Pavel Felgenhauer, a Moscow-based defense analyst and columnist for the Russian newspaper "Novaya gazeta," says the Istanbul commitments remain at the heart of the quarrel.

"The main sticking point now is Moldova, where Russia is adamantly refusing to withdraw its troops from the Transdniester region," Felgenhauer says. "And President Putin and other Russian officials have said that they do not recognize the right of the West to impose on Russia such limitations and basically do not want to withdraw their troops, and Moscow said they have a right to keep them there."

Speaking to RFE/RL in July, he said Moscow also would like to fully abandon limitations on weapons in so-called flank areas like the Caucasus.

It is on the "flanks" of the onetime NATO-Warsaw Pact front line in Europe that Moscow and the West today frequently find themselves in dispute. Moscow wants to maintain a strong influence over its post-Soviet neighborhood and Western policy rejects such a role.

Agreeing To Disagree

Washington is calling Moscow's decision to now suspend its participation in the CFE wrongheaded. Daniel Fried, the U.S. assistant secretary of state for European and Eurasian affairs, said on December 11 that the move is "regrettable."

He added, "it doesn't favor anyone's security interests and it's particularly unfortunate given the international and American efforts to address Russian concerns."

NATO issued a statement saying the allies deeply regret that Russia has proceeded with its intention to unilaterally “suspend” implementation of CFE Treaty obligations. Europe's main human rights and security watchdog, the Organization for Security and Cooperation in Europe, urged Russia to reconsider its freeze of a key Cold War arms treaty, saying the suspension could have an impact on European security.

It remains unclear where the confrontation goes from here, but diplomatic efforts are likely.

After the Federation Council, Russia's upper house of parliament, unanimously approved on November 16 Putin's decree, Foreign Minister Sergei Lavrov said: "We expect a reaction that would allow putting arms controls in Europe in order. This can be done only by adopting an agreement on adjusting the Conventional Forces in Europe Treaty and, in general, by modernizing what is a hopelessly outdated [arms control] regime."

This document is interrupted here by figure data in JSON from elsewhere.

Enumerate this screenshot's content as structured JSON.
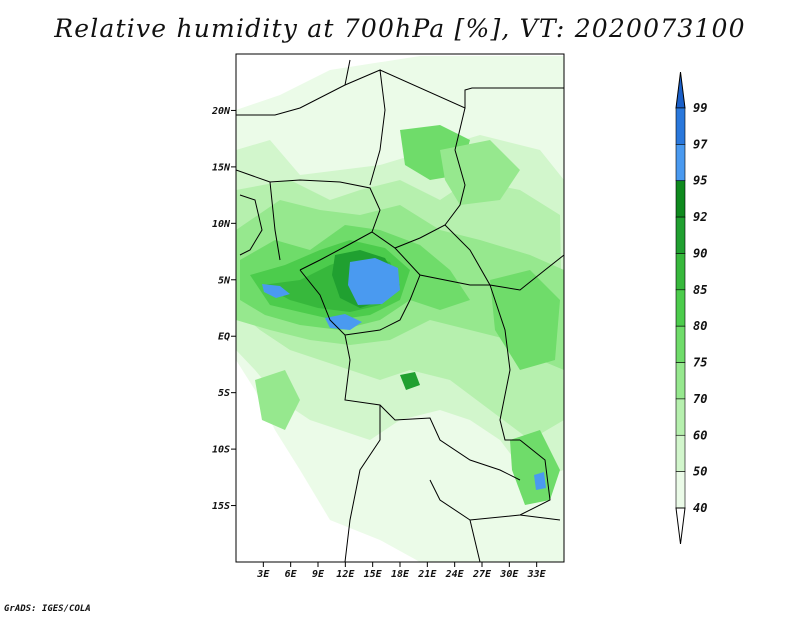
{
  "title": "Relative humidity at 700hPa [%], VT: 2020073100",
  "credit": "GrADS: IGES/COLA",
  "map": {
    "lon_range": [
      0,
      36
    ],
    "lat_range": [
      -20,
      25
    ],
    "lat_ticks": [
      "20N",
      "15N",
      "10N",
      "5N",
      "EQ",
      "5S",
      "10S",
      "15S"
    ],
    "lat_tick_values": [
      20,
      15,
      10,
      5,
      0,
      -5,
      -10,
      -15
    ],
    "lon_ticks": [
      "3E",
      "6E",
      "9E",
      "12E",
      "15E",
      "18E",
      "21E",
      "24E",
      "27E",
      "30E",
      "33E"
    ],
    "lon_tick_values": [
      3,
      6,
      9,
      12,
      15,
      18,
      21,
      24,
      27,
      30,
      33
    ]
  },
  "colorbar": {
    "labels": [
      "99",
      "97",
      "95",
      "92",
      "90",
      "85",
      "80",
      "75",
      "70",
      "60",
      "50",
      "40"
    ],
    "colors": [
      "#1a5fc8",
      "#2a78dc",
      "#4a9af0",
      "#0f8a1e",
      "#20a030",
      "#37b83c",
      "#4ccc4c",
      "#6fdc6a",
      "#96e88e",
      "#b6f0ae",
      "#d2f6cc",
      "#ebfbe8",
      "#ffffff"
    ]
  }
}
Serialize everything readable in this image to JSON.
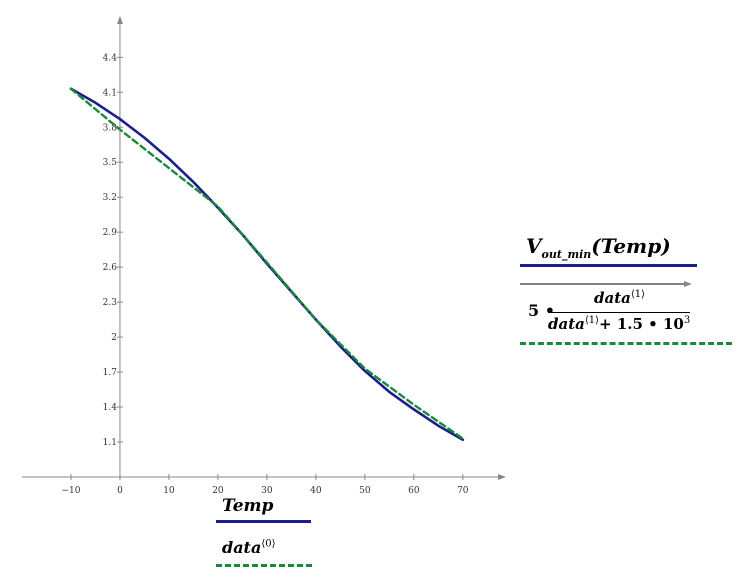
{
  "colors": {
    "solid": "#1b1f8a",
    "dashed": "#1a8a3a",
    "axis": "#888888"
  },
  "chart_data": {
    "type": "line",
    "xlim": [
      -20,
      78
    ],
    "ylim": [
      0.8,
      4.72
    ],
    "x_ticks": [
      -10,
      0,
      10,
      20,
      30,
      40,
      50,
      60,
      70
    ],
    "x_tick_labels": [
      "−10",
      "0",
      "10",
      "20",
      "30",
      "40",
      "50",
      "60",
      "70"
    ],
    "y_ticks": [
      1.1,
      1.4,
      1.7,
      2,
      2.3,
      2.6,
      2.9,
      3.2,
      3.5,
      3.8,
      4.1,
      4.4
    ],
    "y_tick_labels": [
      "1.1",
      "1.4",
      "1.7",
      "2",
      "2.3",
      "2.6",
      "2.9",
      "3.2",
      "3.5",
      "3.8",
      "4.1",
      "4.4"
    ],
    "series": [
      {
        "name": "V_out_min(Temp)",
        "style": "solid",
        "x": [
          -10,
          -5,
          0,
          5,
          10,
          15,
          20,
          25,
          30,
          35,
          40,
          45,
          50,
          55,
          60,
          65,
          70
        ],
        "y": [
          4.13,
          4.01,
          3.87,
          3.71,
          3.53,
          3.33,
          3.11,
          2.88,
          2.63,
          2.39,
          2.15,
          1.92,
          1.71,
          1.53,
          1.38,
          1.24,
          1.12
        ]
      },
      {
        "name": "data",
        "style": "dashed",
        "x": [
          -10,
          0,
          10,
          20,
          30,
          40,
          50,
          60,
          70
        ],
        "y": [
          4.13,
          3.78,
          3.45,
          3.12,
          2.64,
          2.15,
          1.73,
          1.42,
          1.13
        ]
      }
    ]
  },
  "x_legend": {
    "line1": "Temp",
    "line2_base": "data",
    "line2_sup": "⟨0⟩"
  },
  "y_legend": {
    "v_base": "V",
    "v_sub": "out_min",
    "v_arg": "(Temp)",
    "coef": "5 •",
    "num_base": "data",
    "num_sup": "⟨1⟩",
    "den_base": "data",
    "den_sup": "⟨1⟩",
    "den_rest": "+ 1.5 • 10",
    "den_exp": "3"
  }
}
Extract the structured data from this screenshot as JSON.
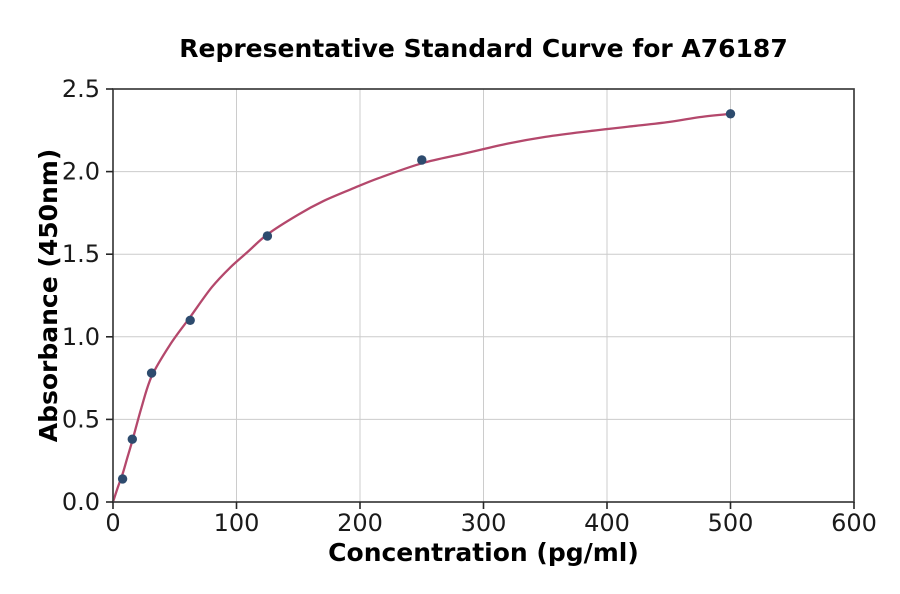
{
  "chart_data": {
    "type": "scatter",
    "title": "Representative Standard Curve for A76187",
    "xlabel": "Concentration (pg/ml)",
    "ylabel": "Absorbance (450nm)",
    "xlim": [
      0,
      600
    ],
    "ylim": [
      0,
      2.5
    ],
    "grid": true,
    "legend": "none",
    "x_ticks": {
      "values": [
        0,
        100,
        200,
        300,
        400,
        500,
        600
      ],
      "labels": [
        "0",
        "100",
        "200",
        "300",
        "400",
        "500",
        "600"
      ]
    },
    "y_ticks": {
      "values": [
        0,
        0.5,
        1,
        1.5,
        2,
        2.5
      ],
      "labels": [
        "0.0",
        "0.5",
        "1.0",
        "1.5",
        "2.0",
        "2.5"
      ]
    },
    "points": [
      [
        7.8,
        0.14
      ],
      [
        15.6,
        0.38
      ],
      [
        31.25,
        0.78
      ],
      [
        62.5,
        1.1
      ],
      [
        125,
        1.61
      ],
      [
        250,
        2.07
      ],
      [
        500,
        2.35
      ]
    ],
    "curve_points": [
      [
        0,
        0
      ],
      [
        4,
        0.09
      ],
      [
        7.8,
        0.17
      ],
      [
        11.7,
        0.27
      ],
      [
        15.6,
        0.37
      ],
      [
        23,
        0.57
      ],
      [
        31.25,
        0.76
      ],
      [
        46,
        0.95
      ],
      [
        62.5,
        1.12
      ],
      [
        80,
        1.3
      ],
      [
        95,
        1.42
      ],
      [
        110,
        1.52
      ],
      [
        125,
        1.62
      ],
      [
        150,
        1.74
      ],
      [
        170,
        1.82
      ],
      [
        195,
        1.9
      ],
      [
        215,
        1.96
      ],
      [
        250,
        2.05
      ],
      [
        285,
        2.11
      ],
      [
        320,
        2.17
      ],
      [
        350,
        2.21
      ],
      [
        380,
        2.24
      ],
      [
        415,
        2.27
      ],
      [
        450,
        2.3
      ],
      [
        475,
        2.33
      ],
      [
        500,
        2.35
      ]
    ],
    "colors": {
      "curve": "#b4486c",
      "marker": "#2d4b6e",
      "grid": "#cccccc",
      "spine": "#3d3d3d",
      "tick": "#262626",
      "text": "#000000",
      "background": "#ffffff"
    }
  }
}
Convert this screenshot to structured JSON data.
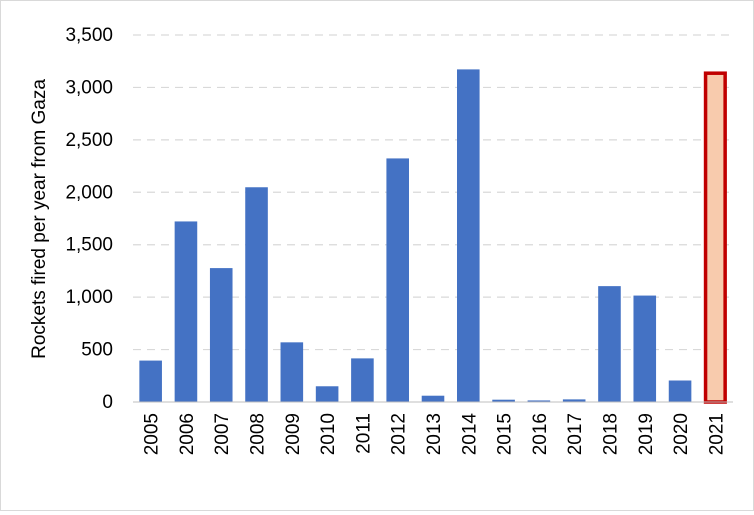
{
  "chart_data": {
    "type": "bar",
    "title": "",
    "xlabel": "",
    "ylabel": "Rockets fired per year from Gaza",
    "ylim": [
      0,
      3500
    ],
    "yticks": [
      0,
      500,
      1000,
      1500,
      2000,
      2500,
      3000,
      3500
    ],
    "ytick_labels": [
      "0",
      "500",
      "1,000",
      "1,500",
      "2,000",
      "2,500",
      "3,000",
      "3,500"
    ],
    "grid": "horizontal dashed",
    "legend": "none",
    "categories": [
      "2005",
      "2006",
      "2007",
      "2008",
      "2009",
      "2010",
      "2011",
      "2012",
      "2013",
      "2014",
      "2015",
      "2016",
      "2017",
      "2018",
      "2019",
      "2020",
      "2021"
    ],
    "values": [
      395,
      1722,
      1277,
      2048,
      569,
      150,
      416,
      2323,
      60,
      3172,
      22,
      15,
      25,
      1105,
      1015,
      205,
      3150
    ],
    "highlighted_category": "2021",
    "colors": {
      "bar": "#4472C4",
      "highlight_fill": "#F8CBAD",
      "highlight_stroke": "#C00000",
      "grid": "#D9D9D9"
    }
  }
}
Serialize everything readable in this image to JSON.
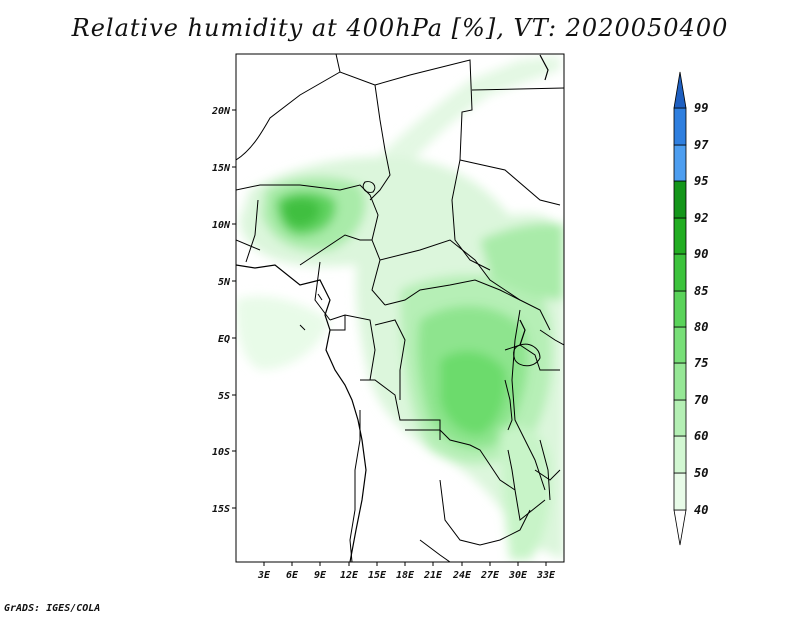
{
  "title": "Relative humidity at 400hPa [%], VT: 2020050400",
  "credit": "GrADS: IGES/COLA",
  "map": {
    "lat_labels": [
      "20N",
      "15N",
      "10N",
      "5N",
      "EQ",
      "5S",
      "10S",
      "15S"
    ],
    "lon_labels": [
      "3E",
      "6E",
      "9E",
      "12E",
      "15E",
      "18E",
      "21E",
      "24E",
      "27E",
      "30E",
      "33E"
    ]
  },
  "colorbar": {
    "levels": [
      "40",
      "50",
      "60",
      "70",
      "75",
      "80",
      "85",
      "90",
      "92",
      "95",
      "97",
      "99"
    ],
    "colors": [
      "#e8fbe8",
      "#d2f7d2",
      "#b4efb4",
      "#96e796",
      "#78df78",
      "#5ad35a",
      "#3cc33c",
      "#22ad22",
      "#14961a",
      "#4d9ef0",
      "#2f7fdf",
      "#1e5fc0"
    ]
  }
}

Amid the dispute, both sides are stressing that it does not present any immediate threats to European security. Rather, analysts say, the quarrel underlines the increasing political estrangement between the West and the Kremlin, while leaving the military situation on the ground as it is.

Rose Gottemoeller, the director of the Carnegie Moscow Center and a former deputy undersecretary for defense nuclear proliferation in the U.S. Department of Energy, speaking to RFE/RL at the start of the new crisis in April, said there is little likelihood either side will jeopardize the current security balance.

"I think we have to remember that the whole relationship between Russia and NATO has been recast in these past 15 years," Gottemoeller said. "We haven't made as much progress as, certainly, I would have hoped. But nevertheless, we are far away from the circumstances of the Cold War."

Still, NATO's and Russia's political estrangement was much on display at their most recent meeting in Brussels on December 7.

RFE/RL's Brussels correspondent says the two sides expressed disagreements over nearly all major global issues, from the future of Kosovo to U.S. missile-defense plans in Eastern Europe. The only point of convergence between NATO and Russia, he says, was Afghanistan, where both sides agree the fight against international terrorism and drugs remains the key priority.